Маршрут Эдуарда Райнера | страница 45
Вечером Райнер не вернулся.
— Он часто так, — сказал Дима, когда они укладывались спать. «Никуда не денется», — хотел он добавить. За весь день он впервые подумал о Райнере. Точно целый месяц он без роздыху таскал тяжести, а в этот день получил первый выходной.
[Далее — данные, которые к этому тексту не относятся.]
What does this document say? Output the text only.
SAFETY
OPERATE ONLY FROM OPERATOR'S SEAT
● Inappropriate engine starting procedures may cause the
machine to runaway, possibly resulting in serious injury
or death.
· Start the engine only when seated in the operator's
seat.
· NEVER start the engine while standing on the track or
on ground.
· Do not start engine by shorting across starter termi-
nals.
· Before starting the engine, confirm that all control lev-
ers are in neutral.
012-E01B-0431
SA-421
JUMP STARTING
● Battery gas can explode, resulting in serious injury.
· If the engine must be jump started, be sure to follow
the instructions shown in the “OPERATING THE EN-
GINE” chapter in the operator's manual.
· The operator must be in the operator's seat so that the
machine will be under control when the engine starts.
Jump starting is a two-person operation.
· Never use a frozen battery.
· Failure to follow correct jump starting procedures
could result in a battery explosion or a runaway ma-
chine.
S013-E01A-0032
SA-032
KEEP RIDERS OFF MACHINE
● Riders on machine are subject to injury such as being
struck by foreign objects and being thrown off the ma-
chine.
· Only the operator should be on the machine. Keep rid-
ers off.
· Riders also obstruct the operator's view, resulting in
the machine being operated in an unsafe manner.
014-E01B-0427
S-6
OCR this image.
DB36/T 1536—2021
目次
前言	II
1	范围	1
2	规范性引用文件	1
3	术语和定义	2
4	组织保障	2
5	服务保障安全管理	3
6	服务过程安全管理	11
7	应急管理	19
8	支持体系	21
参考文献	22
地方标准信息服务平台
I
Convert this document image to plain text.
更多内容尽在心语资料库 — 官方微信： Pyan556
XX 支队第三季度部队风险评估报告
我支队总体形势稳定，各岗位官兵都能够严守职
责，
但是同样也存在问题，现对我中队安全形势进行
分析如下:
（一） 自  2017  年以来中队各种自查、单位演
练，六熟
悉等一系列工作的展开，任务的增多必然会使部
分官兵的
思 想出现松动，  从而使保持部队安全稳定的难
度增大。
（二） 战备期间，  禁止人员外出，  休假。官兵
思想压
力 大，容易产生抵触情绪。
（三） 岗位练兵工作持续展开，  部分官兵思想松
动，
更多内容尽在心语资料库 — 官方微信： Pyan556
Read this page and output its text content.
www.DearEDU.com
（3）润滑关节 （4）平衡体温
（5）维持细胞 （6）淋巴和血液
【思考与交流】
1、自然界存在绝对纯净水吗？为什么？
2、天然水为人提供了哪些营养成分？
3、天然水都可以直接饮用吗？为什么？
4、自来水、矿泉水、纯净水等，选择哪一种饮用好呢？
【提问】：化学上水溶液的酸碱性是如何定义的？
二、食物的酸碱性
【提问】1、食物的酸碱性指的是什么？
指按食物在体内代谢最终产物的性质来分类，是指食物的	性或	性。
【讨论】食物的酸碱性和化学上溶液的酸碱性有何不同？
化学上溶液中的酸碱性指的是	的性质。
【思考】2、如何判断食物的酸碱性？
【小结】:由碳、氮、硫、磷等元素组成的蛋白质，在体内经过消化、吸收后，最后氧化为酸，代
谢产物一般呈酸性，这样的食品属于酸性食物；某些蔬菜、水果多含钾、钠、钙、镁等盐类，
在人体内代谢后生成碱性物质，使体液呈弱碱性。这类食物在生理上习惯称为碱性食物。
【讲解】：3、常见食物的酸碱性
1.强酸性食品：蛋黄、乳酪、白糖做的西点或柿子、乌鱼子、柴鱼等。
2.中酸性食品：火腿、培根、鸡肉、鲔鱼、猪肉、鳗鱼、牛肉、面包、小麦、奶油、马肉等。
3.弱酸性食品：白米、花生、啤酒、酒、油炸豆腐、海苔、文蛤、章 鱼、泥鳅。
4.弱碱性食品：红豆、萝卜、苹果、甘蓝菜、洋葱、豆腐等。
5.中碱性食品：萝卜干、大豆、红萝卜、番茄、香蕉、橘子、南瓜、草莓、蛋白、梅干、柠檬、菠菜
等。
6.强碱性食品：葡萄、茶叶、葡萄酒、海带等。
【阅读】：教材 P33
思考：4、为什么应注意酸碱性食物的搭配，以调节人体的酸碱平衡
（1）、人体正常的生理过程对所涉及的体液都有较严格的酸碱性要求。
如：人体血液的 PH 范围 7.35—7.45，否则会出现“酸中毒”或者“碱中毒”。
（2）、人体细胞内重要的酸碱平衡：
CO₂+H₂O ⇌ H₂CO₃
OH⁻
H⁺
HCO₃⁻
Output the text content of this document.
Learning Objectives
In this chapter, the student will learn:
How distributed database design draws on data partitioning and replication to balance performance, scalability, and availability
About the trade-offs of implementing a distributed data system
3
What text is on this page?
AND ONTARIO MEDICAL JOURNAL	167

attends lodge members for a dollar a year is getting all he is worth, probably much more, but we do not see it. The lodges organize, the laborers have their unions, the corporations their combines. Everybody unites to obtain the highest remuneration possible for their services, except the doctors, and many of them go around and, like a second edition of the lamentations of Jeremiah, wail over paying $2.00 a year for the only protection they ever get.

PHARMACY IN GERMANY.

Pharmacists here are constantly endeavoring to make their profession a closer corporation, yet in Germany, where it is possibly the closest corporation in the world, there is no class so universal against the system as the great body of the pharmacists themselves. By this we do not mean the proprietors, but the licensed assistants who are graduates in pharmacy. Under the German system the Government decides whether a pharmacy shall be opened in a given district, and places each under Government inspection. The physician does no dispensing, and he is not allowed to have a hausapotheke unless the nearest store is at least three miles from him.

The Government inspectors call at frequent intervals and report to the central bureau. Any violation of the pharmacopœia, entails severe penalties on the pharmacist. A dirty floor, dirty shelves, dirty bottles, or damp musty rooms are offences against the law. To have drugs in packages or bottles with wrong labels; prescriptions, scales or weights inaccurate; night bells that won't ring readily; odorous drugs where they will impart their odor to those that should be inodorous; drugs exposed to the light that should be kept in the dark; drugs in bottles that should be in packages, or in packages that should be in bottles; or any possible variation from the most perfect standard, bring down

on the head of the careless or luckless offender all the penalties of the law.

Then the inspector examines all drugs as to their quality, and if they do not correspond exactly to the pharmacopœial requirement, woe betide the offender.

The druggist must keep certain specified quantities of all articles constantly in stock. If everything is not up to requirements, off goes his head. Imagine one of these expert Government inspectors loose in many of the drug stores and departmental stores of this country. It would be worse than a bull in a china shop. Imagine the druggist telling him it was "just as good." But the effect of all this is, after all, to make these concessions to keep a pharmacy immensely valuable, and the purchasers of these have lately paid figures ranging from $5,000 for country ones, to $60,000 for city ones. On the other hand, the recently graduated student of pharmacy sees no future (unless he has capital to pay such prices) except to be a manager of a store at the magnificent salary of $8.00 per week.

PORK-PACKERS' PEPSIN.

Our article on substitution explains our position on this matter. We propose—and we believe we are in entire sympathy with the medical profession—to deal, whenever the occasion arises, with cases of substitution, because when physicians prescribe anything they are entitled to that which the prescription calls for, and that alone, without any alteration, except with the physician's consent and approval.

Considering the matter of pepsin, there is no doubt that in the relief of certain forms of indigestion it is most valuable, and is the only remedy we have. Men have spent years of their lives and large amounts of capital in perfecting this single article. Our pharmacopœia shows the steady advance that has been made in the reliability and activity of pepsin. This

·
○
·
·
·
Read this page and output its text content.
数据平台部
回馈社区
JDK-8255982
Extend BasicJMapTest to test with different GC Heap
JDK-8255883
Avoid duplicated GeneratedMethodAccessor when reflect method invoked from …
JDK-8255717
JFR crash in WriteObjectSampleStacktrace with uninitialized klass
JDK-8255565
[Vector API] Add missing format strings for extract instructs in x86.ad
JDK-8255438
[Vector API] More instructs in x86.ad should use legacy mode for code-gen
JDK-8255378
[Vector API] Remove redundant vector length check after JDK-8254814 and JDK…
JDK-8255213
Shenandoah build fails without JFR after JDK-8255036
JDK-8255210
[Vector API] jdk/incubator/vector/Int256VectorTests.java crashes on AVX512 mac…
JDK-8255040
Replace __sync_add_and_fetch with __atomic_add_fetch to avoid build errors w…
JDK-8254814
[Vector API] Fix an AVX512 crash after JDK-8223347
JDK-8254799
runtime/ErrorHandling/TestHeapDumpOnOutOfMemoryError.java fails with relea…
Он сел на край нар, нащупал на столе спички, закурил, и никто не выгнал его на улицу. Дядя Миша спал, и Нина спала, а может быть, не спала, следила за угольком его сигареты. Женщина? Пусть. Еще непонятнее, сильнее, точно на санках во сне с огромной горы, в темноту, по льду, все скорее, радостней, страшнее, бесконечнее. Женщина. Это не то слово, вообще не слово, это — Женщина. Не надо думать, бесполезно думать, надо сидеть, смотреть, как дышит уголек сигареты, и просто падать с горы, парить, отдаваясь падению, сжимающему горло. Он передохнул и жадно затянулся. «Нет, дневник — чепуха. История? Вот рядом спят двое, а где-то миллиарды других, и все чем-то сходны, но нет ни одного абсолютно одинакового, как отпечатки пальцев. Это история? Не одинаковы, потому что гены сохранили и передали каждому всех его предков. Может быть, генетика откроет историю? Наличник с резьбой. В резьбе крошечка истории, нашей, моей? Да, но — крошечка. Гораздо больше ее в моей, в Нининой крови. Но кто прочтет? Клинический анализ крови: эритроциты, лейкоциты и так далее — не то. Не то. Наличник, храм Спаса на бору, гроб Ярослава Владимировича, Остромирово Евангелие. История? Да, но только крошечка, капелька. Где же она, в чем?»
Он лег на спину и уставился в сухую древесную тьму. Чье-то дыхание шелестело рядом, путало мысли. Кто творит историю: райнеры или дяди Миши? Кто-то же ее творит…
Он сдался: ответа не было, но он его и не ждал. Достаточно было погружаться в темноту доброй ночи, наполненной дыханием семьи. Их семьи, его семьи, пусть даже об этом никто никогда не скажет вслух. Они встретились, родные люди, им хорошо рядом друг с другом. Они бродили где-то врозь, а теперь встретились. Они не знали его жизни, а он их, но это неважно. Важно, что он — с ними, что они накормили его ужином, что дядя Миша нарезал и насушил осоки на нары и что Нина вечером сварила кисель из брусники. Он как будто родился и всегда жил в бревенчатом старом доме, в запахе сырых половиц, печной глины и березового веника. Березовая листва увяла, отмякла в тепле; на родине — не здесь, а там — осенние опушки белели сухой нежной округлостью стволов, тонкая густая трава, выстоявшаяся за долгое лето, прятала отдельные облетевшие листочки, глянцевито-твердые, с зазубринками, с розоватой желтизной заморозка. Он шел мимо бумажно-белых стволов по этой траве, а рядом шла она, они шли все глубже в сон, но и во сне продолжалась эта тихая солнечная опушка с тенями, былинками, с обветренными серыми пнями, густо заросшими шляпками молодых опят.